I (Rhea) attended the Saltscapes Expo on Friday, April 22nd, the biggest consumer expo east of Montreal that celebrates everything in Atlantic Canada. I presentated on our machinery and linen product line. I have been going to the Saltscapes Expo as a participant for several years now and it was interesting to be on the other side of things. (put the link to saltscapes here)
I (Rhea) have been working each day at getting linen processed so we will have product available for sale. I have been prototyping our long line linen equipment. I take the ‘waste’ from the scutching machine and process it into roving using the Belfast Mini Mill equipment. Legacy Lane, a fibre Mill in New Brunswick are willing to try our short line linen roving through their spinning machine. We are excited to see their results and look forward to hearing from them.
Our immediate need is to launch an online shop for sales of the linen and the machines.

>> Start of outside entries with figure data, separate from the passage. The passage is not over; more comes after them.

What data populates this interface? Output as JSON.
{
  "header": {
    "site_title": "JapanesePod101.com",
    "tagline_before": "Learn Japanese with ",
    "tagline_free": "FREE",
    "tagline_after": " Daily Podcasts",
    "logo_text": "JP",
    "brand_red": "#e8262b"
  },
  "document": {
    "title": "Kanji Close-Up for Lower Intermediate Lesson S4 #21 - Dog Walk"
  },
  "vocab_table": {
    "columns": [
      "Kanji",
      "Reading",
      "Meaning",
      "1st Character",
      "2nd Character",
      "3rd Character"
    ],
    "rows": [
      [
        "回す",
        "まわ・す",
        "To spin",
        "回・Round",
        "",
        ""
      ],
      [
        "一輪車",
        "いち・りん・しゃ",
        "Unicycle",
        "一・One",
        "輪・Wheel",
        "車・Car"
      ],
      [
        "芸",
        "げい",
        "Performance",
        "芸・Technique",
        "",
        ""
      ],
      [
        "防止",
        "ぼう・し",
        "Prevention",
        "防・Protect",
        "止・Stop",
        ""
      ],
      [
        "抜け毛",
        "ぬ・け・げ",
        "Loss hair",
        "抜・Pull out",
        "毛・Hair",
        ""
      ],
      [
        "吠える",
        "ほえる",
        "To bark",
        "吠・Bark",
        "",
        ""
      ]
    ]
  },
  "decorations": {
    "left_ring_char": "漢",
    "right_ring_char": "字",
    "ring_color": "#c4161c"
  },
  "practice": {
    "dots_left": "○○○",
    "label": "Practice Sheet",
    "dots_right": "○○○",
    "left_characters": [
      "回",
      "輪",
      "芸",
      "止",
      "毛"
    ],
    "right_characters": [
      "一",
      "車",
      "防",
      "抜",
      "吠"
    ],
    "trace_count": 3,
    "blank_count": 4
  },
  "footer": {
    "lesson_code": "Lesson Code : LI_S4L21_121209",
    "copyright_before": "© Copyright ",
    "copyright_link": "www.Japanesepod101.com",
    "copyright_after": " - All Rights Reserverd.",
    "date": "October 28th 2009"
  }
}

Mike, our engineer, plus people from Timberttec are working on installing an integrated transfer system. This system will help move the flax between each machine. Testing continues we are working on improvements for the breaker, testing rollers and on the scutcher - the turbine blade bluntness. We are awaiting the hackles for our hackling machine as they make their way from India. The hacking machine will comb the linen fibres to remove any remaining shive, any knots and short line linen (tow) fibres.
We are postponing deliveries until tomorrow (Tuesday, March 22) because of slippery road conditions and the uncertainty of freezing rain later this afternoon. Monday deliveries will be at the same time, in the same place, one day delayed.
We expect (and hope!) that this will be the last weather delay this season! :)
Things at the farm are starting to pick up speed in preparation for the coming growing season.
As mentioned in January’s blog, we will be growing five acres of the Melina variety of flax this year along with small test plots of newer types. Denise has been busy figuring out the correct way to bring our seeds into the country. We will be ordering our seeds through a certified seed importer.
Since we are increasing our production levels, we are going to invest in a second-hand grubber. A grubber is a machine that will pull the flax plant out of the ground and place it, in an organised manner, on the ground. Denise is researching the necessary procedure to ship a piece of equipment to Canada from the European Union.
We have been working with Belfast Mini Mills, a manufacturer of processing equipment for animal fibres, to see if their equipment can process our short line linen fibres. Testing has yielded positive results! This past week, Jeff and Peter, from Belfast Mini Mills, delivered a separator and carder. Justine and I are working on developing a product from our short line linen. This will enable us to use all of the “waste” fibre from the long line processing we do.We are excited to be getting close to have product available for sale.
Our flax processing room has been set up and now contains three pieces of equipment. We have begun testing on our scutching machine with positive results. Construction on our fourth piece of equipment, the hackler, continues. The scutching machine will remove the shive from the fibres while the hackler will combine the linen fibres, and remove any knots and short line linen fibres.
Patricia’s knitting machine is now operational. I am learning how to use the machine to knit dishcloths. It was recommended to me by several machine knitters that I start with wool and then move on to linen.
We have been working with a local graphic designer to develop product labels.
We are excited to announce that we are continuing to work with Shannon at Trusted Clothes. We will be publishing a monthly guest blog to provide an update of life on the farm and where we are at with developing our equipment line.
Finally, we have been working with a group of local wool growers to start a cooperative fibre mill in the Annapolis Valley. Exciting times!